Between 15th-17th February, supporters of the International Marxist Tendency from Britain, Denmark, Sweden, and Austria met for the annual Marxist Winter School, this year hosted by the UCLU Marxist Society in London.
This year’s school was dedicated to the 130th anniversary of Karl Marx’s death, with sessions covering the important contributions that Marx made towards the worlds of politics, economics, history, and philosophy. Over 80 comrades attended to hear a range of talks and to participate in the discussions.
The weekend began on the Friday afternoon with an excellent tour of central London to visit the places where Marx studied, lived, and helped to organise the international socialist movement (not to forget the places where he drank!). Our guide for the tour was Rob Sewell, editor of Socialist Appeal, who lead the crowd to the British Museum - where Marx prepared the material for his magnum opus, Capital - and along to Dean Street, where the Marx family lived for much of their time in London.
On the Friday evening, the school officially opened with a talk by Alan Woods - author of “Bolshevism: the road to revolution” and “Reformism or Revolution” - on the relevance of Marxism today. Alan described how the current crisis had lead to a general questioning within society, whereby even the most serious representatives of capitalism were being forced to ask “was Marx right?”

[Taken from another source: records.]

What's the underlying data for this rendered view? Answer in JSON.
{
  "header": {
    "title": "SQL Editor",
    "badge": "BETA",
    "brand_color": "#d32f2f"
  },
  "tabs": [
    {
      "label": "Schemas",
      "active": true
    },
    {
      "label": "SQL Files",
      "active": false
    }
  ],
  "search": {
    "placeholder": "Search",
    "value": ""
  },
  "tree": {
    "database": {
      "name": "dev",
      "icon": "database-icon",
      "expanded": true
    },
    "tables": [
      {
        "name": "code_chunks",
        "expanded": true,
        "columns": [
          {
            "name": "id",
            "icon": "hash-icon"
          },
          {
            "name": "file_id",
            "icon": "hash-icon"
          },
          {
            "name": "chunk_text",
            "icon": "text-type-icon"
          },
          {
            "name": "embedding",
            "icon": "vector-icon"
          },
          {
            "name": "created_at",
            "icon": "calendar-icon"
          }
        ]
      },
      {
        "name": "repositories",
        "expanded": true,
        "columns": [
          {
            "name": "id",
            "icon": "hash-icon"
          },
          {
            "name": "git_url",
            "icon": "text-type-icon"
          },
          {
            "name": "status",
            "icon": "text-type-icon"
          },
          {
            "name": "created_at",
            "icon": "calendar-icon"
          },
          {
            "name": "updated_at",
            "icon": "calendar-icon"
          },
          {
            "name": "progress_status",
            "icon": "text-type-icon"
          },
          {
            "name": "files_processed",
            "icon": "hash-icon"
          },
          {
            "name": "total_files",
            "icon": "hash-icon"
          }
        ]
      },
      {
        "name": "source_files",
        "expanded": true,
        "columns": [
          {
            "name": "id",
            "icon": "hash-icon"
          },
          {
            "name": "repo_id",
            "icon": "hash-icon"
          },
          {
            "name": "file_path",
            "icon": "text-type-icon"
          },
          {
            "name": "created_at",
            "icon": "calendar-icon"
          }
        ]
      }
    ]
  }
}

Parallel sessions ran throughout the Saturday, with talks on Marxist philosophy, historical materialism, and the Marxist theory of economic crisis. In addition, there were sessions on other aspects of Marxist theory and practice, including a history of the First International by Fred Weston - editor of the IMT website “In Defence of Marxism” - which provided valuable lessons on how revolutionaries can and should intervene in the movement today.
In the evening on Saturday, attendees were treated to a film showing of “From Tsar to Lenin”, an amazing documentary from 1937, which contains incredible footage from the era of the Russian Revolution. The film is narrated by the American Leftist, Max Eastman, who describes the important role played by Lenin and Trostky during the revolution and in the years of civil war, when Bolshevik Russia was invaded by the forces of 14 imperialist armies, seeking to overturn the gains of the revolution. In addition, the film shows the founding congress of the Communist International and the inspirational impact that this had on the world working class movement.
After the film, comrades headed to the Jeremy Bentham Room in UCL for a revolutionary social, before later retiring in preparation for the final day of the school.
The final session of the weekend was given by Jorge Martin, international secretary of the Hands Off Venezuela campaign and editor of America Socialista, who spoke about the history of revolutionary internationalism and the need for an international Marxist organisation today. Jorge discussed the mass struggles taking place today, and emphasised the vital missing factor in all of these - the presence of a revolutionary leadership to provide a socialist alternative to the crisis, austerity, and anarchy of capitalism.
Alan Woods ended the school with a rousing speech about the need to study Marx’s ideas and to help build the forces of Marxism in Britain, in Europe, and internationally. Without doubt, the young audience left the weekend with confidence in the ideas of Marxism and with a sense of enthusiasm and optimism about the prospects for revolution in the period ahead, as these ideas find an echo in an ever increasingly radicalised society.
Overall, the Marxist Winter School 2013 was a big success: an excellent time was had by all; a new generation of revolutionaries got the chance to meet and discuss; and thanks to the eating, drinking, raffle, and collection, over £1300 was raised for the building of the forces of Marxism in Britain and internationally.
As one older attendee commented, having last participated in an Marxist weekend school many years ago:
I am moved to see that Marxism has rebuilt itself, and we have here a new group of pioneering young Marxists, who are genuine Marxists but not doctrinaire. This is the future.